A reporter described the ice storm scene as "a science fiction picture of a post-atomic war world with trees stripped of limbs, power lines arcing fireballs and the night sky lit by quick flashes of green light as transformers blew."
Thirty years ago today, on Thursday, March 4, 1976, Madison and much of Wisconsin got hit with an ice storm for the ages.
It was a worst-case winter scenario, a perfect storm that first brought rain, then cold, and finally wind - a blustery ice invasion that had 600,000 Wisconsin residents living four days, and in some cases more than a week, with no electricity, no telephone, no flushing toilets, all as temperatures plummeted.
In Madison, on the second day of the storm, Mayor Paul Soglin estimated a third of the homes in the city were without power. He had declared a state of emergency at 10 p.m. Thursday. By the next day six emergency shelters were established, the largest at West and La Follette high schools. A reporter found Soglin Friday at the West shelter, sipping a cup of coffee and trying to get a handle on the situation.
It was grim and it took a while to get better. The Crestwood neighborhood in Madison went five days without power. Twenty-three of the city's 27 water pumping stations were shut down. The Fire Department got 300 calls in one day from mishaps or worse caused by people trying to keep warm inside with charcoal grills and fireplaces.
A pet shop owner on Monroe Street watched helplessly as the water in his tropical fish tanks cooled and the fish perished.
The Dane County Board was due to meet that Thursday night at the City-County Building. Of the 41 supervisors, only three were at the meeting. Jonathan Barry, later county executive but then a supervisor, was in attendance only because there had been no way to alert him to stay home.
County Clerk Jack Hebl took a roll call and said, "Thirty-eight absent."
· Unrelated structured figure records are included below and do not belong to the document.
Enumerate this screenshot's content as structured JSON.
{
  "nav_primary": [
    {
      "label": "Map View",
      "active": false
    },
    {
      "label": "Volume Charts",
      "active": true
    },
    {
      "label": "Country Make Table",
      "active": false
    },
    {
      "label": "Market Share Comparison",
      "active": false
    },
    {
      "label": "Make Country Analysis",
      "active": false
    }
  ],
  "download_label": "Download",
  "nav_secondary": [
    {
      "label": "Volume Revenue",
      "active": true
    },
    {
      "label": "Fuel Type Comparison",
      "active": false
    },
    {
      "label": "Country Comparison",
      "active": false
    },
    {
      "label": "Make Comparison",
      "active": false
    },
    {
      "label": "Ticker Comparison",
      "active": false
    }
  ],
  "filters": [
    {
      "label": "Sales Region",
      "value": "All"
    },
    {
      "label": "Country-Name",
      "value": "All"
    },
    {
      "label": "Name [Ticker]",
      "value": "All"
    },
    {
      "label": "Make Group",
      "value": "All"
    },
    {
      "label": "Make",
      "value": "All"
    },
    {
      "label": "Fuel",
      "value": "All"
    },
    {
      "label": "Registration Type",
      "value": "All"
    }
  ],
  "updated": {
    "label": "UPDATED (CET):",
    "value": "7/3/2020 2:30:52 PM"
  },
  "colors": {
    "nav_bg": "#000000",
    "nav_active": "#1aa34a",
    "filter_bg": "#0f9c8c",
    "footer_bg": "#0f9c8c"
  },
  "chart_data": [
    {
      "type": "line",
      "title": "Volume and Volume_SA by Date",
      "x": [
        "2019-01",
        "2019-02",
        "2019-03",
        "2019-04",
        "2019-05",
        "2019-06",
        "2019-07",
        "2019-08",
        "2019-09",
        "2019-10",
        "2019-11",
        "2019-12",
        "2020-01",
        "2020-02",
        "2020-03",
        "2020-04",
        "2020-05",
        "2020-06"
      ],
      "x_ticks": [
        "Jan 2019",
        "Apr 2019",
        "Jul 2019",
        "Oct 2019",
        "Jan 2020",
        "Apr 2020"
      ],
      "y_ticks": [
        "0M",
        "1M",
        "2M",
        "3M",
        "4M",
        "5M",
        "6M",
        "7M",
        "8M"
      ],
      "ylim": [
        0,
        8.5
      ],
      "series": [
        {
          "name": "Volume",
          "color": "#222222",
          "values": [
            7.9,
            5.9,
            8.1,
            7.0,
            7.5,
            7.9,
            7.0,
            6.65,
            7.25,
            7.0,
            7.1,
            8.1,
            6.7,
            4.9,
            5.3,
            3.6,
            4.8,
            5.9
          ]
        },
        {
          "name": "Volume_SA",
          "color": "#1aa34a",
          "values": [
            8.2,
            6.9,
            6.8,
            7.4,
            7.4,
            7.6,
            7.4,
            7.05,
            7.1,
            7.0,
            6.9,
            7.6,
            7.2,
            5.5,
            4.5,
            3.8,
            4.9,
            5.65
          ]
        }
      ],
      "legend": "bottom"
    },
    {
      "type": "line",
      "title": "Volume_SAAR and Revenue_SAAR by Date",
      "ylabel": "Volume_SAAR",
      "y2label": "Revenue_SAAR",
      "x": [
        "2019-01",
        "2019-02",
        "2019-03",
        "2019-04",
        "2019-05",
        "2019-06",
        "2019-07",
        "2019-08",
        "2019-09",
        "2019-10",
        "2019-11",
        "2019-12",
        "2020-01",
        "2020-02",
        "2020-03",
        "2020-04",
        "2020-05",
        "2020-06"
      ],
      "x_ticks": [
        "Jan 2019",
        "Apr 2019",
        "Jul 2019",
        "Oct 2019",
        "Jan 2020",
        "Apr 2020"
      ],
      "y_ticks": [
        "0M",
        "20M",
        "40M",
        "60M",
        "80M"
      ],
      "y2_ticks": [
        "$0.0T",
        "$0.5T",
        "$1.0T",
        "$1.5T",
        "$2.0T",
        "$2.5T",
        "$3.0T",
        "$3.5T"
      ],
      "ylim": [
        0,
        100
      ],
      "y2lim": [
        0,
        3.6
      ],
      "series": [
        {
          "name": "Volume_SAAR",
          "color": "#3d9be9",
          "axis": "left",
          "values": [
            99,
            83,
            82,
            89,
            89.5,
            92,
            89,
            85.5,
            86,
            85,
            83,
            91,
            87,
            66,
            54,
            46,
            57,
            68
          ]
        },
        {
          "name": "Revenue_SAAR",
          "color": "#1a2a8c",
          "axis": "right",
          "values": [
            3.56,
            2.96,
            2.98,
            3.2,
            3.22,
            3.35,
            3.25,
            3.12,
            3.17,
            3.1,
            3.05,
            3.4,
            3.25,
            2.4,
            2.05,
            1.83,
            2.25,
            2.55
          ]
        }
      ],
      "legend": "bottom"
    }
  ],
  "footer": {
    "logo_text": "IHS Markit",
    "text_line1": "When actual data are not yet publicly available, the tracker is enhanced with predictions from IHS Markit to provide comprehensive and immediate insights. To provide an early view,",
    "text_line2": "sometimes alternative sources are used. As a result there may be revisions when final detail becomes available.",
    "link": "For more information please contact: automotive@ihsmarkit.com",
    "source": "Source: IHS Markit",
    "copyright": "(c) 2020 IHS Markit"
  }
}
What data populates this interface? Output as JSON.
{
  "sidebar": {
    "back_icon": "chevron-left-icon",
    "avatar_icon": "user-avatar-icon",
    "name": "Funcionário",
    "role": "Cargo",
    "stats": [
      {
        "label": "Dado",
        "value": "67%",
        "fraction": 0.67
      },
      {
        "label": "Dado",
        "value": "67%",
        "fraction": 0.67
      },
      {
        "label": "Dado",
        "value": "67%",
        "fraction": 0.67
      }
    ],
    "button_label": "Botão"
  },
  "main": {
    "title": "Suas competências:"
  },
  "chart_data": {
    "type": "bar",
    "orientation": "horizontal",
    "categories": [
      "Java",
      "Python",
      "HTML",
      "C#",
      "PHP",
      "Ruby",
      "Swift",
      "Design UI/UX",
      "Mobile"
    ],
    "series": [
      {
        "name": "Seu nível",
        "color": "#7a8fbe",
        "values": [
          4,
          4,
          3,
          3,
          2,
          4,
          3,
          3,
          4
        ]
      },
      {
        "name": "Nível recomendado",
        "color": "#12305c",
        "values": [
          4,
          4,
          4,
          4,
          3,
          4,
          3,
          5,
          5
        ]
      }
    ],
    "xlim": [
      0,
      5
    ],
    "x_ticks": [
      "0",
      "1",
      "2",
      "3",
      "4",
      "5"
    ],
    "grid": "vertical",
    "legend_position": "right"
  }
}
Barry made a motion to adjourn the meeting, and Chairman Mary Louise Symon accepted it. The Cap Times reporter covering the meeting, Howard Cosgrove, found county emergency planning director Edward Kroll in his basement office. Kroll was dressed in a sweatshirt and said he'd come in because his power was out at home.
"I'm just trying to keep updated and make a judgment about how close we're getting to disaster," Kroll said.
The answer was: plenty close. The next day, a Madison Gas & Electric employee, Floyd Morgan, told The Capital Times, "Parts of this town look like they got hit by a tornado. I've never seen anything like it."
Another day later, Saturday, the State Journal described the city as looking almost surreal: "A science fiction picture of a post-atomic war world with trees stripped of limbs, power lines arcing fireballs and the night sky lit by quick flashes of green light as transformers blew."
I think it was that Saturday night that I personally remember. It's my one memory of the ice storm. I was living on the UW-Madison campus at the time, and college kids can get along without plumbing and electricity. Getting the beer on ice wasn't a problem. So I don't remember any terrible hardship.
What I recall is walking alone up Langdon Street that Saturday night, a little before midnight. The stars were out and even if there weren't streetlights - and there probably weren't - the ice-covered trees lining Langdon, shimmering in the starlight, were about the most beautiful thing I had ever seen. The only noise was the wind. It was just stunning.
It wasn't good for the trees, of course. The State Journal had run a story on Friday headlined: "Leave icy trees alone, professor warns." Trying to knock the accumulated ice off the trees would only cause them further injury.
It affected everything. Ditches were full of cars. Farmers had to try to milk their 200-cow herds by hand. The cable TV system was down, not that it mattered, since people couldn't turn on their sets. By Saturday, power was slowly being restored, but that evening's Capital Times had a front page headline estimating that 7,000 Madison families were still without electricity. Across southern Wisconsin, the paper said, "the number of families without power may easily be as high as 75,000."
By Monday, March 8, some normality had returned, and the extent of the damage was beginning to be assessed. The top-line State Journal headline read: "Ice storm costs surpass $8 million."
This week, the Madison Fire Department issued a press release reminding people of the ice storm anniversary, as part of the department's PREP - People Responding to Emergencies Program. The release noted how the 1976 storm "completely snapped hundreds of utility poles, downed thousands of power and telephone lines and totally destroyed many trees. Some wires and tree limbs were coated with up to 5 inches of ice accumulation."
The release was a good reminder, but in this case, it's doubtful that anyone who was here in March 1976 had forgotten.
At the time, a reporter had located a farmer in Cambridge, Orlow Notstad, who made it clear an ice storm is not the kind of thing you forget.
"We had one in 1936," Notstad said, and then he paused. "But it wasn't this bad."